From 1987 to 1991, Griffin was a principal figure in the U.S.’ Strategic Defense Initiative, giving him a personal interest in reviving space-based missile defense efforts. However, a declaration of official U.S. policy on that matter awaits the release of DOD’s long-delayed Missile Defense Review.
(Image credit – U.S. Army photo by Bryan Bacon)
International rivalry casts shadow on NASA’s Moon strategy
The role of the Users’ Advisory Group is to provide input to the National Space Council, a body that is led by Vice President Mike Pence and charged with steering U.S. space policy as a whole. Some of the advisory group’s members have been critical of NASA’s lunar exploration plans, arguing its schedule is insufficiently ambitious.
Asked by group members about those plans, Griffin said competition with China warrants an aggressive approach. He remarked,
My worldview is that NASA has always been an instrument of national security policy, not an instrument of ‘Gee, wouldn’t it be nice to explore?’
Calling space exploration a “matter of geopolitical cachet,” he elaborated, “To me, one of the highest values of Moon and then Mars exploration is the clear demonstration the United States remains a nation which can lead enterprises to do things that others just plain can’t do.”

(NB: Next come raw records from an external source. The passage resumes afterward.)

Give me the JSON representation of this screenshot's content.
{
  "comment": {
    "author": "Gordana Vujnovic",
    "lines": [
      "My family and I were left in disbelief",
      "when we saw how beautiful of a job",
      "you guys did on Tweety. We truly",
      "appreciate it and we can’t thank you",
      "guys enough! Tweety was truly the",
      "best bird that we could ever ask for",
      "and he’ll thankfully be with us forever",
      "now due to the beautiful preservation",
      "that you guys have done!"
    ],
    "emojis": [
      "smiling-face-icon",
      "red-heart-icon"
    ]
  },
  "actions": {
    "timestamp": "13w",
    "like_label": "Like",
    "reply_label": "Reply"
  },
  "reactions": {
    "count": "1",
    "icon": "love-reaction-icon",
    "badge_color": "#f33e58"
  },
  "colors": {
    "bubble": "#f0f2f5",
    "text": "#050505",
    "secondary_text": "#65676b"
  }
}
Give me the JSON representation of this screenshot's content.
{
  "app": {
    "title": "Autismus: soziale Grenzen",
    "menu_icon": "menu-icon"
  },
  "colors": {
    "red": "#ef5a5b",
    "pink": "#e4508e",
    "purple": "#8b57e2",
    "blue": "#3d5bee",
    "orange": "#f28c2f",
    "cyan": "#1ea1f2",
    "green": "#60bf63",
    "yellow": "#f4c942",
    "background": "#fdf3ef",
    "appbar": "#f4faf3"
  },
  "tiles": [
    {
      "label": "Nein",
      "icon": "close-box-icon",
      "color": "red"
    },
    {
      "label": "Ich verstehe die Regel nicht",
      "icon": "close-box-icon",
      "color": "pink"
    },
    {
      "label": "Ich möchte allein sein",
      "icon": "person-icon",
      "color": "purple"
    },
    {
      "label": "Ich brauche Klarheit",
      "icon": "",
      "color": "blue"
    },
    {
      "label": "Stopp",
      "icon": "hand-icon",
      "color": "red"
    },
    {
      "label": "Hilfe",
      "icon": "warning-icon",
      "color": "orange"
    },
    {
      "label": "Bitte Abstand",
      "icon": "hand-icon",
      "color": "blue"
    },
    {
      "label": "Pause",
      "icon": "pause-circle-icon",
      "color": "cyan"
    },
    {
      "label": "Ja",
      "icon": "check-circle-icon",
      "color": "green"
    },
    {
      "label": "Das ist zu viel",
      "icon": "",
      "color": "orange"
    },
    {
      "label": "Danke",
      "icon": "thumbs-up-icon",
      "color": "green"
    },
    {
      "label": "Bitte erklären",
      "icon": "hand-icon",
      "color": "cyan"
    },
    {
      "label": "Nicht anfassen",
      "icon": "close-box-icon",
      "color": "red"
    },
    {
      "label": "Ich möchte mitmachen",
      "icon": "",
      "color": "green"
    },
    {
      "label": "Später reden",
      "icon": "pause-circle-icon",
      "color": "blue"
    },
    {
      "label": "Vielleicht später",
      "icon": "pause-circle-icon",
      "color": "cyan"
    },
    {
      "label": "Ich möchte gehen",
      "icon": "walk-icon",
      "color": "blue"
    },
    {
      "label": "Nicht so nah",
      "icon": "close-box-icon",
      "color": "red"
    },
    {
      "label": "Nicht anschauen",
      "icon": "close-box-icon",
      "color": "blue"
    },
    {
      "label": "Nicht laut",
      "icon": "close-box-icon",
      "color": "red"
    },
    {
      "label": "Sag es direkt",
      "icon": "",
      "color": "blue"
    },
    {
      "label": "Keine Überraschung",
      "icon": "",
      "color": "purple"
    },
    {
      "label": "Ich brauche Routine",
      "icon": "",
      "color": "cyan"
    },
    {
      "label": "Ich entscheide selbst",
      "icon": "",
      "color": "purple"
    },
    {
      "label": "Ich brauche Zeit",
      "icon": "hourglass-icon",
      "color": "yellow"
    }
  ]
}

As NASA administrator from 2005 to 2009, Griffin led an effort to return astronauts to the Moon by 2020 that the Obama administration later cancelled.
Emphasizing he was offering his “private opinion,” Griffin sharply criticized NASA’s Gateway plans, calling it a “stupid architecture” from a space systems engineer’s perspective. He said such an outpost would only make sense once spacecraft propellant is being manufactured from materials on the lunar surface.
Griffin said NASA should be concentrating on making a crewed landing. Referring to NASA’s schedule for accomplishing that milestone, he remarked, "I think 2028-30 is so late-to-need as not to even be worthy of being on the table. Such a date does not demonstrate … that the United States is a leader in anything."
*Update (11/29/2018): The companies providing commercial lander services are Astrobiotic Technology, Deep Space Systems, Draper, Firefly Aerospace, Intuitive Machines, Lockheed Martin Space, Masten Space Systems, Moon Express, and Orbit Beyond.